Even though the use of personal checks has declined in recent years, check fraud has grown causing more merchant than ever to reject them as a payment method.

Checks are no longer the primary payment method. Americans are now using electronic payment methods such as credit or debit cards, bank draft and online banking, more than the traditional check. Despite the growing use of other payment options, millions of Americans still rely on personal checks to pay their bills.

New laws have helped banks combat check fraud. An example is Check 21, which allows banks to provide consumers with electronic images of checks rather than send them back to you in their original paper form. It would seem that the new measures would help mitigate the occurrence of check fraud, but the problem continues to grow.
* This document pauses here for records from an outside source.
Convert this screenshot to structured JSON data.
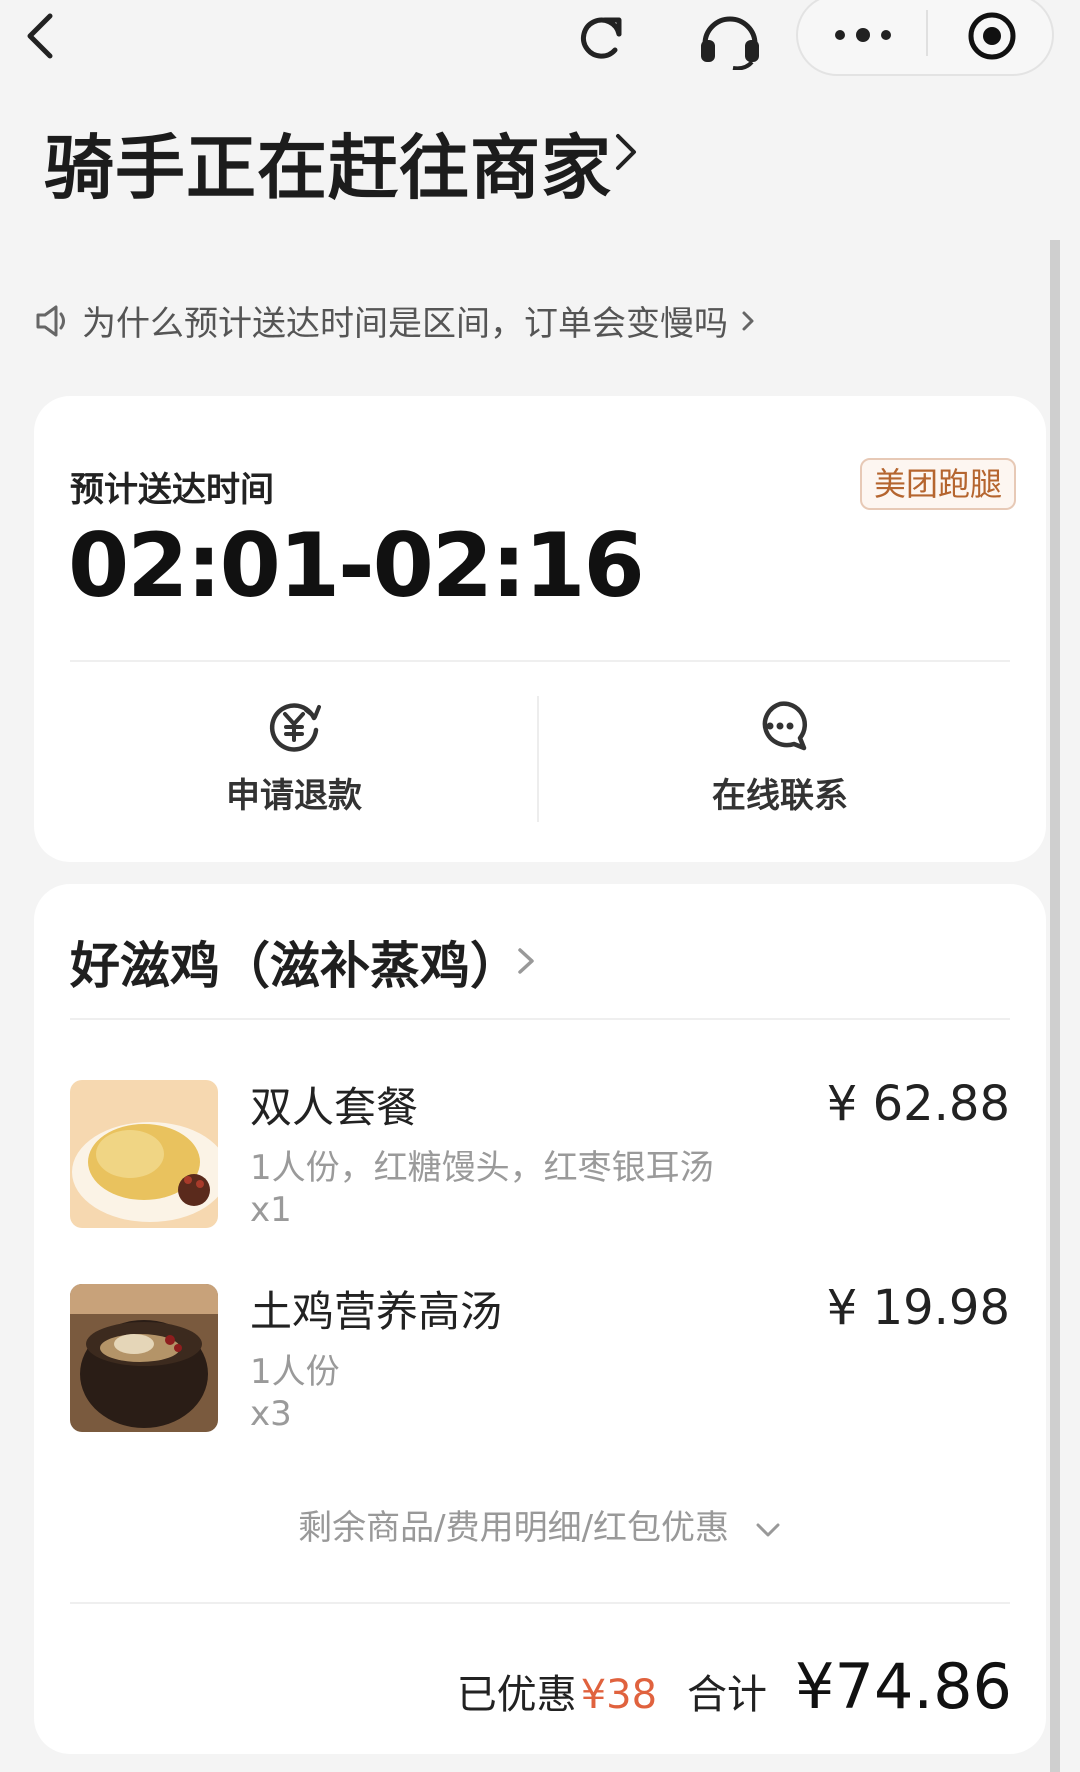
{
  "status": {
    "title": "骑手正在赶往商家"
  },
  "notice": {
    "text": "为什么预计送达时间是区间，订单会变慢吗"
  },
  "eta": {
    "label": "预计送达时间",
    "time": "02:01-02:16",
    "tag": "美团跑腿"
  },
  "actions": [
    {
      "label": "申请退款",
      "icon": "refund-icon"
    },
    {
      "label": "在线联系",
      "icon": "chat-icon"
    }
  ],
  "shop": {
    "name": "好滋鸡（滋补蒸鸡）"
  },
  "items": [
    {
      "name": "双人套餐",
      "spec": "1人份，红糖馒头，红枣银耳汤",
      "qty": "x1",
      "price": "¥ 62.88"
    },
    {
      "name": "土鸡营养高汤",
      "spec": "1人份",
      "qty": "x3",
      "price": "¥ 19.98"
    }
  ],
  "more_link": "剩余商品/费用明细/红包优惠",
  "totals": {
    "discount_label": "已优惠",
    "discount": "¥38",
    "total_label": "合计",
    "total": "¥74.86"
  },
  "colors": {
    "accent_discount": "#e0623e",
    "tag_text": "#b5652f"
  }
}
In fact, the problem is so bad that merchants and financial institutions lose about $25 billion per year to check fraud.

check fraud

Tips to avoid check fraud

There is no way to stamp out check fraud completely, but there are some things you can do to reduce fraud:

  • Balance your check book on a monthly basis. If you are able to access your account online, check transactions routinely to make sure that no fraudulent transactions have taken place.
  • Report lost or stolen checks and lost or stolen debit cards immediately. When you order new checks, make sure that you receive the full shipment. The box that the checks come in should have the original plastic wrap used by the bank for shipping.
  • If possible, use a locking mailbox, or have mail sent to a post office box. Bank statements usually come in an envelope with your banks logo on it, making it easy for thieves to identify potential theft opportunities. Make sure that you empty your mailbox daily. When you send payments for bills, drop the envelopes in a secure mailbox.
  • Shred any documents relating to your bank account (or any other financial information) as soon as it is no longer needed. If you need the information for other purposes, store it in a secure location.
  • If possible, make your payments electronically rather than through the mail. Most banks offer free online banking. If you access your account online, make sure that you follow sound internet security practices, especially regarding your password.
  • Credit cards limit your liability for fraud to $50. Consider making any store purchases with a credit card. This will also enable you to leave your checkbook at home, which means you probably won’t lose it.

Thieves are already brazen enough when it comes to committing acts of fraud. Don’t make it easy for them to ply their trade.